- Genre: Comedy drama
- Written by: Terry Cafolla
- Directed by: Colin Barr
- Starring: Tom Payne Michelle Fairley Lorcan Cranitch Des McAleer
- Theme music composer: Daniel Pemberton
- Country of origin: United Kingdom
- Original language: English

Production
- Producer: Colin Barr
- Editor: Mark Thornton
- Running time: 90 minutes

Original release
- Network: BBC Two BBC Northern Ireland
- Release: 26 April 2009

= Best: His Mother's Son =

Best: His Mother's Son is a 2009 comedy-drama television film that chronicles the life of the late footballer George Best's mother, Ann, and her battles against alcoholism that would ultimately lead to her death at the age of 54. The film was originally broadcast on BBC Two and BBC Northern Ireland on 26 April 2009, receiving ratings of 2.74 million viewers.

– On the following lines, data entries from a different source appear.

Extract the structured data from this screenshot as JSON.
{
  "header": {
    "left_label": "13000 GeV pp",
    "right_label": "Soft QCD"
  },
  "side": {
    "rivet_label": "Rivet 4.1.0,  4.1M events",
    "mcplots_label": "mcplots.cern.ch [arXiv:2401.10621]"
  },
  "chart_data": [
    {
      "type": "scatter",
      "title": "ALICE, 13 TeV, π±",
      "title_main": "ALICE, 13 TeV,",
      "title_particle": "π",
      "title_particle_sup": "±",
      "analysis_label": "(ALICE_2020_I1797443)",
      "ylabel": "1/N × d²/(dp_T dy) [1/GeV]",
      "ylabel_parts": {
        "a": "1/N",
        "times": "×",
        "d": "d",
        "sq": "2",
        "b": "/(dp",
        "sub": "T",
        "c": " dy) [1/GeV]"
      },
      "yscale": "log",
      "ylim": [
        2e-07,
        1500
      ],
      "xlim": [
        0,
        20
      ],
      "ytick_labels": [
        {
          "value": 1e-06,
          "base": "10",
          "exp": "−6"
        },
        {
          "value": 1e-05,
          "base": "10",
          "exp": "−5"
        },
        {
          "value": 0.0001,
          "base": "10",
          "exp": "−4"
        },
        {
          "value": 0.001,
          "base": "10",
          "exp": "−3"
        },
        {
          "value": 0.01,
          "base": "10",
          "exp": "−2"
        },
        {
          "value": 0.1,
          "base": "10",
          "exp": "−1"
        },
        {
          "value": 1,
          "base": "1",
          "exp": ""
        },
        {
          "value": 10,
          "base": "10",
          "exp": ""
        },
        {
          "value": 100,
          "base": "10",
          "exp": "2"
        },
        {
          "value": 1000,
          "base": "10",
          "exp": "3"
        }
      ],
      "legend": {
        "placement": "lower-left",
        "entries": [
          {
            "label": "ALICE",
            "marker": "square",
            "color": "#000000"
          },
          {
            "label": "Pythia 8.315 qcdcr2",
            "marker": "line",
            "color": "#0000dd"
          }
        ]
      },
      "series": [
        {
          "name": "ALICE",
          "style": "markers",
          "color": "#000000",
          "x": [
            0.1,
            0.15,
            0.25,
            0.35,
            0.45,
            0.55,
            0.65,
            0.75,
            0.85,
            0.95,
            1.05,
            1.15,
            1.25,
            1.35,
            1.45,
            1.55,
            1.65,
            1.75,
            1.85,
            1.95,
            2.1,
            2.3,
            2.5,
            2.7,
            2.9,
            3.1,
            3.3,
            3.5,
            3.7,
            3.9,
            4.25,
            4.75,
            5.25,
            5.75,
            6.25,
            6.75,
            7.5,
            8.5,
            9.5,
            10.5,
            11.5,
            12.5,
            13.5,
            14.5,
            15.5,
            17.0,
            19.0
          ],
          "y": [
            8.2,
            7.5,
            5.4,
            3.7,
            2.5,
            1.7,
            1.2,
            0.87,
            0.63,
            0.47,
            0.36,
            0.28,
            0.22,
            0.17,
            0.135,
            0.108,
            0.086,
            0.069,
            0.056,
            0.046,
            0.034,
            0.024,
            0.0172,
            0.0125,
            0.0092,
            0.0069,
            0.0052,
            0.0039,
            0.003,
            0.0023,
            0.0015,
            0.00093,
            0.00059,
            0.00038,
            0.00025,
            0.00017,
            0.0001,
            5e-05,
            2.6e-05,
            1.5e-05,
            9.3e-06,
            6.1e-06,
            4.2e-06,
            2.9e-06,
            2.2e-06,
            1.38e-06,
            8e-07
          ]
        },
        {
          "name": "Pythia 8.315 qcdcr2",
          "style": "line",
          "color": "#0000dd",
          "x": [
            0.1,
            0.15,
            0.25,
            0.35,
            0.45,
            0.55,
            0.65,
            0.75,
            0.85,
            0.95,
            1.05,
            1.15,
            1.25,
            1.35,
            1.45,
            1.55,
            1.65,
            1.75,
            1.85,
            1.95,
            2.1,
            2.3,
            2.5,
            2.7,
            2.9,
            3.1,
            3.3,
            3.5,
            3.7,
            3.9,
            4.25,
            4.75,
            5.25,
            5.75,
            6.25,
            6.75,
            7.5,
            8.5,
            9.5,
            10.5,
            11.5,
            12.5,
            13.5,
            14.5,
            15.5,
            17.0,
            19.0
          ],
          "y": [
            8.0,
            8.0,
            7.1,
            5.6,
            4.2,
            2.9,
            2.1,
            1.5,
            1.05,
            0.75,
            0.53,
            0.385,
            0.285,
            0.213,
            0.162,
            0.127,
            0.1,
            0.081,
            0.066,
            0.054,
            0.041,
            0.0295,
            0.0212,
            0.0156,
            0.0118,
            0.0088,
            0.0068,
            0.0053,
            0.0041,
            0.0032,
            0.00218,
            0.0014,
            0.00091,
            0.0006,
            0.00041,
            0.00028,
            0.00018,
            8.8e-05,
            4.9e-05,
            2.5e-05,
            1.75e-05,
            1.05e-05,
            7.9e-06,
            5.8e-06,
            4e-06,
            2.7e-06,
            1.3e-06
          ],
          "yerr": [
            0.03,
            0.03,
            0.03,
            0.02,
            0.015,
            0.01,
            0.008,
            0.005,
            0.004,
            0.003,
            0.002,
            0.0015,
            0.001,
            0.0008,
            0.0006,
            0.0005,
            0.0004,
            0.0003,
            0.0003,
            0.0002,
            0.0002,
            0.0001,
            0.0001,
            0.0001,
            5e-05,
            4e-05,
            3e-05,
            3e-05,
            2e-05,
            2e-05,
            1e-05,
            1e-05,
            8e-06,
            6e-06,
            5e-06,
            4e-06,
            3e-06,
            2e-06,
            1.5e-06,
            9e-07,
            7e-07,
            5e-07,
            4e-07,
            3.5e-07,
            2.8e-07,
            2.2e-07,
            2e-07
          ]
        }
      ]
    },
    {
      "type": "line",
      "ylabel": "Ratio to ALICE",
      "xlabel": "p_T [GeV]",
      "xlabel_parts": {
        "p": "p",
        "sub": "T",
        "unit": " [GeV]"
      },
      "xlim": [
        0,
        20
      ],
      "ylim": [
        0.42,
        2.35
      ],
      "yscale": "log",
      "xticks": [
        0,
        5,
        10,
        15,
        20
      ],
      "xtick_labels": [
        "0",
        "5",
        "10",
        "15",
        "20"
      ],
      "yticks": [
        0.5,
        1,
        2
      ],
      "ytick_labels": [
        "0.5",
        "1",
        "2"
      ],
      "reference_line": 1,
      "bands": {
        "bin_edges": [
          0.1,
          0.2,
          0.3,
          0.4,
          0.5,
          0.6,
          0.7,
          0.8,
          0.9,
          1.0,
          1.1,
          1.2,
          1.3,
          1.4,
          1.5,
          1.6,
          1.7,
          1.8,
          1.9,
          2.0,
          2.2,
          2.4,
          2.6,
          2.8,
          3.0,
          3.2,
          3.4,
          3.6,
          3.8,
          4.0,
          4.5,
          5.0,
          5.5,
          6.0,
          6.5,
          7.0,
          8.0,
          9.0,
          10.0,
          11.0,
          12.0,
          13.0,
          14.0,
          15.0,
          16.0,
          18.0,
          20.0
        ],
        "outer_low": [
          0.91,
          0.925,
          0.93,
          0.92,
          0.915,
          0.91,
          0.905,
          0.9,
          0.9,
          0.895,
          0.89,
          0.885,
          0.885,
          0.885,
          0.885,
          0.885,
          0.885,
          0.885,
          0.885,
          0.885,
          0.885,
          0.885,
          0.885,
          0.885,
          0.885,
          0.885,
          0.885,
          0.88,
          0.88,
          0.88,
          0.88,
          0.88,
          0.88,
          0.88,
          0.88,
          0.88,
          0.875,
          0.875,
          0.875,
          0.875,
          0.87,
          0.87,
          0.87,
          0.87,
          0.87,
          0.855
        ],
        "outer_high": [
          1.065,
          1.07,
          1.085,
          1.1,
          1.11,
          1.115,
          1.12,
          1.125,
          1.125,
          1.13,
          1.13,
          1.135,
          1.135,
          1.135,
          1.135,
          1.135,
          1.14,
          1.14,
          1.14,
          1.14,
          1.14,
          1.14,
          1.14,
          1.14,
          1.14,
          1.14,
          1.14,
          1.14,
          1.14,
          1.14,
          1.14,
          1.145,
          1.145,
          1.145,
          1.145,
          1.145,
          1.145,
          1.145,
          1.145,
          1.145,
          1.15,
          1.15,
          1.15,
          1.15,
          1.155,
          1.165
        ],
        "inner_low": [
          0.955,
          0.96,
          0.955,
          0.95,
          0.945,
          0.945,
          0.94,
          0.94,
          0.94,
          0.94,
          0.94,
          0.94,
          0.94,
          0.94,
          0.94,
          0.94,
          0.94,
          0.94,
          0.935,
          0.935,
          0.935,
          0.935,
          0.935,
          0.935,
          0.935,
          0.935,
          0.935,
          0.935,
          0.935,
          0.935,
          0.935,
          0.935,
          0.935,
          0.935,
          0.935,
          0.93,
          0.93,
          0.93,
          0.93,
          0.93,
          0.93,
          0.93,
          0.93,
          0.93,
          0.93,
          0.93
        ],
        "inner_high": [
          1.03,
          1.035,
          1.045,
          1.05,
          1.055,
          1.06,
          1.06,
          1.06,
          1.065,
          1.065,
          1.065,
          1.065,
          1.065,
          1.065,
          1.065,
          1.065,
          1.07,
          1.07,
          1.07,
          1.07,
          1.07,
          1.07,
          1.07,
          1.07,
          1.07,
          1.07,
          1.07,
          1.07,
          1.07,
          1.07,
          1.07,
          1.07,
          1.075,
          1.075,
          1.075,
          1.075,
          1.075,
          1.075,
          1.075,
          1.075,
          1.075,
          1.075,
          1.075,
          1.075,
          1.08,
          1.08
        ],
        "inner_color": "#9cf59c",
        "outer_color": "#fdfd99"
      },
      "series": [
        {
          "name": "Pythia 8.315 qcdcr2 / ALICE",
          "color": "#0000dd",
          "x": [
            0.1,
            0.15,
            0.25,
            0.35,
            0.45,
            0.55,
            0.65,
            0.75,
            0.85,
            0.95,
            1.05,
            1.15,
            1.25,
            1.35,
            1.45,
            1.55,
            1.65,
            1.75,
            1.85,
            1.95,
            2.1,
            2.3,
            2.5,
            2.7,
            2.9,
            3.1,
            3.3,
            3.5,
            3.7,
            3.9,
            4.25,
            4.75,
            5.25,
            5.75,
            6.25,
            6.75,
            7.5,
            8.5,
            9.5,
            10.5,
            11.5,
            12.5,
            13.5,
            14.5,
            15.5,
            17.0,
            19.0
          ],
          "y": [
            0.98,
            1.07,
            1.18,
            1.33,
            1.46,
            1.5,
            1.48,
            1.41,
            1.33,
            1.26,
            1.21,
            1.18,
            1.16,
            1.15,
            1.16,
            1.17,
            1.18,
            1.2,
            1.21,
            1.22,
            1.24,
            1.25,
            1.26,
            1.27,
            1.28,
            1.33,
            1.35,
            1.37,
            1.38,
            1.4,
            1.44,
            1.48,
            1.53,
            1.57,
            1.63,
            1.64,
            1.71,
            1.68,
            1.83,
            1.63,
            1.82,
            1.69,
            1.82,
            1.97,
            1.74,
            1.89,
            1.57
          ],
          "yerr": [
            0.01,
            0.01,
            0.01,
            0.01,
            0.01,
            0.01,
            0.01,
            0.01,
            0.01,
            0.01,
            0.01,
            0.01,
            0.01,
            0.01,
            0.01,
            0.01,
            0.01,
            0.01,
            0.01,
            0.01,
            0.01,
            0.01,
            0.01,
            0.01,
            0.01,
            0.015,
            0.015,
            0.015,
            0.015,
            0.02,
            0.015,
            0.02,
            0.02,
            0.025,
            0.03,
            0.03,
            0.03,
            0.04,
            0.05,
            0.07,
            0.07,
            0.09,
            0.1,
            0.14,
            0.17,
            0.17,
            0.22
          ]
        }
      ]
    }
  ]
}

Best: His Mother's Son was filmed at County Antrim and Belfast in Northern Ireland, the country where George Best was born in 1946. It starred Tom Payne as the title character, with Michelle Fairley playing his mother Ann and Lorcan Cranitch appearing as his father Dickie. Des McAleer was also featured as the Manchester United manager during George's playing career, Matt Busby.

==Background==
The film looks at the later life of George Best's mother, Ann, who became an alcoholic despite having never touched alcohol before the age of 40. However she became so addicted that it killed her within 10 years. The film focuses upon how much this was influenced by her son's fame and also whether she had an effect on her son, who died in 2005 from organ failure.

==Cast and characters==
- Tom Payne as George Best
- Michelle Fairley as Ann Best
- Lorcan Cranitch as Dickie Best
- Lisa Hogg as Carol Best
- Laura Donnelly as Barbara Best
- Des McAleer as Matt Busby
- Stephen Hagan as Steve Fullaway
- Bronagh Taggart as Ruby Emerson
- Niamh McGrady as Martha Devine

==Controversy==
The film has been met with controversy, with claims from the Best family that the writers and producers had not been given permission to make the film. George Best's sister gave an interview to the Belfast Telegraph in which she said "Everyone declined to participate in [the filming]. The family was asked but we weren't prepared to give the BBC any information on my mum's alcoholism." Julia told the newspaper that she was also a recovering alcoholic and would have found it very difficult to allow the film to be made. She went on to say "As a recovering alcoholic myself I am totally aware of the need for publicity for this subject, but I totally object to anyone using my family to do it — especially since the three main characters in this drama are dead and can’t defend themselves." Barbara McNarry, the sister of George Best, said that the film's portrayal of alcoholism showed a "simplistic and limited understanding of this complex disease".

There was also controversy over how accurately events are portrayed, despite the fact that real game footage and interviews are used within the film. Tom Payne was quoted in an interview saying "It's meant to be based on real events but there are some parts which are made for TV". He also said that he had done much reading to prepare for the role but "as far as the family are concerned, they were unconnected to the film".

==Reception==

The film received a mixed response from television critics. Andrew Billen, writing in The Times, gave it 3 stars out of 5 said of Tom Payne's performance "Tom Payne as George surprised early on by emphasising his shyness and naivety but he did not grow sufficiently to convince us that he had the charisma and stature of a fifth Beatle". Sky Television wrote that it was a "much hyped drama, but one thing is for sure that the compelling story of the boy from Belfast who went on to become a world class footy player - will always be in the nation's hearts." The Daily Telegraphs Damian Thompson wrote that it was a "gloomy drama" in terms of the material it was dealing with but "the recreation of late-Sixties Belfast was accurate and...intelligently subdued" and described Michelle Fairley's portrayal of Ann Best as "magnificent, pulling off the difficult trick of conveying the hidden drunkenness of the respectable woman alcoholic." Tom Sutcliffe, writing in The Independent, drew comparisons with Five Minutes of Heaven, a recent drama that was also set in Northern Ireland. He said that the film "remained penned in by biographical fidelity" and "it somehow seemed smaller than the tale it was telling...it consciously offered the back-story to a larger and better-known melodrama...it never seemed entirely sure what to do with the material it had."